Arctic: Populations of the Arctic and Subarctic Areas
At the Arctic Exhibition, you can experience the shaman costume from Tuva, traditional Inuit clothing and tools and study life in the Igloo.
The exhibition opens by showing traditional clothing and tools from Arctic Siberia and then you can enter the room about ritual life.
Here, shamanic and Sámi noaidi artefacts are exhibited - a noaidi drum is suspended over a model of the Earth’s northern hemisphere. Traditional clothing made of fish skin and bark from Siberia and Japan are exhibited. Sámi culture is represented by various traditional pieces of clothing and information about reindeer husbandry and the history of the Sámi Parliament of Norway.
People in the Arctic, where the struggle for food and the fight against the cold are important, have developed a rich ritual life. One is at the mercy of the forces of nature and efforts to influence or control these forces are therefore important. Sacrificial rituals in connection with seasonal transitions or the start of a hunting season were common. The Netsilik’s sacrifice to “the goddess of the sea and marine animals”, Sedna, before travelling to their winter camp on the pack ice is one such ritual.
The Netsiliks were visited by several polar expeditions during the 19th century.
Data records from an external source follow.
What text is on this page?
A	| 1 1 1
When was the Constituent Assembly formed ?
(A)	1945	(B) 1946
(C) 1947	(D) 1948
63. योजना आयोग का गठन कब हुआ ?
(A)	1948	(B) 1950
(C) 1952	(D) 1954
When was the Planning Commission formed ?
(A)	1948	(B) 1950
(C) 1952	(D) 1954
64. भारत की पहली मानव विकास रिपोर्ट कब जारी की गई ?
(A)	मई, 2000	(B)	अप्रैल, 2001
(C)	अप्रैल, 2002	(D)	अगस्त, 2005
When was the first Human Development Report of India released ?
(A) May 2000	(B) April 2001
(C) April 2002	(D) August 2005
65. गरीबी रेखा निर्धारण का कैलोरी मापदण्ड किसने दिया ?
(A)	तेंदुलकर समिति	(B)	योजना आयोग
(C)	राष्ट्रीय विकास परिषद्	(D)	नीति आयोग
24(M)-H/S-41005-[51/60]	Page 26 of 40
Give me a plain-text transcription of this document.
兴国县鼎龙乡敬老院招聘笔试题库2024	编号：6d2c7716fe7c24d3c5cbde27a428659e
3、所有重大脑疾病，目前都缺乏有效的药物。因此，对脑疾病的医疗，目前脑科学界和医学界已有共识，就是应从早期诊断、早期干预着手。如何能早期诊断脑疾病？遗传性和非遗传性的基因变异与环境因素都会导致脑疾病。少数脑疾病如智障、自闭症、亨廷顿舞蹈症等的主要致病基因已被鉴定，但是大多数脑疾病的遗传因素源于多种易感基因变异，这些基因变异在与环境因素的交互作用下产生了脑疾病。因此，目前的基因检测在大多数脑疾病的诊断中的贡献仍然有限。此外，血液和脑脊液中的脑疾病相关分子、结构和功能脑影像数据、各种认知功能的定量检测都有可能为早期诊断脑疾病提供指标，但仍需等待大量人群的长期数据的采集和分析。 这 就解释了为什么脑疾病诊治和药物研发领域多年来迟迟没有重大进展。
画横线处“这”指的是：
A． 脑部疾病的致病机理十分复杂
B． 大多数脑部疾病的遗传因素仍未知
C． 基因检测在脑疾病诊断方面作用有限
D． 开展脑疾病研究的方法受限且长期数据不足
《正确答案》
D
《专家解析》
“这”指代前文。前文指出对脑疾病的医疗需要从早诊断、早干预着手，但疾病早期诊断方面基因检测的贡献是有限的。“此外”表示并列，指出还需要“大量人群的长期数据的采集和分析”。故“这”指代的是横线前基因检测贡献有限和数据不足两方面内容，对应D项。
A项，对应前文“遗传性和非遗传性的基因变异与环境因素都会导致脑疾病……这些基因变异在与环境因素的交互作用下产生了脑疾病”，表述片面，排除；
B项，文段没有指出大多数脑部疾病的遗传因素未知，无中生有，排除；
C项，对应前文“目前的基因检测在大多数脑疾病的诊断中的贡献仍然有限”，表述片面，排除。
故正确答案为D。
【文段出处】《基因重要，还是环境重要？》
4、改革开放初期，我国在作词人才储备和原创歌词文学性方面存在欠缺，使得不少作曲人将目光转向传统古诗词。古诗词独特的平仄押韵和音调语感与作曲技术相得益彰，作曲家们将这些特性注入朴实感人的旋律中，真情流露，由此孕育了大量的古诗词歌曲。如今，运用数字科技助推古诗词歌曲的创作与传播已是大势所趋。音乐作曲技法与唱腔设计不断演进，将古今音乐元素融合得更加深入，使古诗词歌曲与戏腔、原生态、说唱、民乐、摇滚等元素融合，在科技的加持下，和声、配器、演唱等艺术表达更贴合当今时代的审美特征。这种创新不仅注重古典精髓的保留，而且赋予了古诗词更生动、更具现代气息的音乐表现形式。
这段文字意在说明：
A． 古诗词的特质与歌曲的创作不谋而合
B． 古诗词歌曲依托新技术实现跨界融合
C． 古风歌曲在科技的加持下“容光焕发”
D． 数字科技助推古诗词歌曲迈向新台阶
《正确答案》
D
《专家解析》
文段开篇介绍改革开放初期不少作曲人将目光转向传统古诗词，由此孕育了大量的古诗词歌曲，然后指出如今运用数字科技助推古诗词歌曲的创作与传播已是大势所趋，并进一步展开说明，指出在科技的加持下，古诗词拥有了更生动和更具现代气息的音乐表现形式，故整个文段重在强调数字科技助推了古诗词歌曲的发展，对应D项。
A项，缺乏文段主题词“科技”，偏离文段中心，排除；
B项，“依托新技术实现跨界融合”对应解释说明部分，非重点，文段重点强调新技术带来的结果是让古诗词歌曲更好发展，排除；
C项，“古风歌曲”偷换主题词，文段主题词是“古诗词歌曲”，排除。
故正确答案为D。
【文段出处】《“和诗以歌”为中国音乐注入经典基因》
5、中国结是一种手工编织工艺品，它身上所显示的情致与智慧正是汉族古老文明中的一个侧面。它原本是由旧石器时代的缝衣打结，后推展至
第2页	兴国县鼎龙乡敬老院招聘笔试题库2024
Here is a part of the exhibit showing Arctic experts, and you can discover what the Netsilik people in Northern Canada taught Roald Amundsen about survival in Arctic climates. Roald Amundsen met the Netsilik people for the first time in 1903 when he spent the winter with his ship called Gjøa in the place that is now called Gjoa Haven. Amundsen learned a lot about survival in the harsh Arctic climate from the Netsilik people, and he traded lots of objects of which more than 900 are now found in the museum’s collections.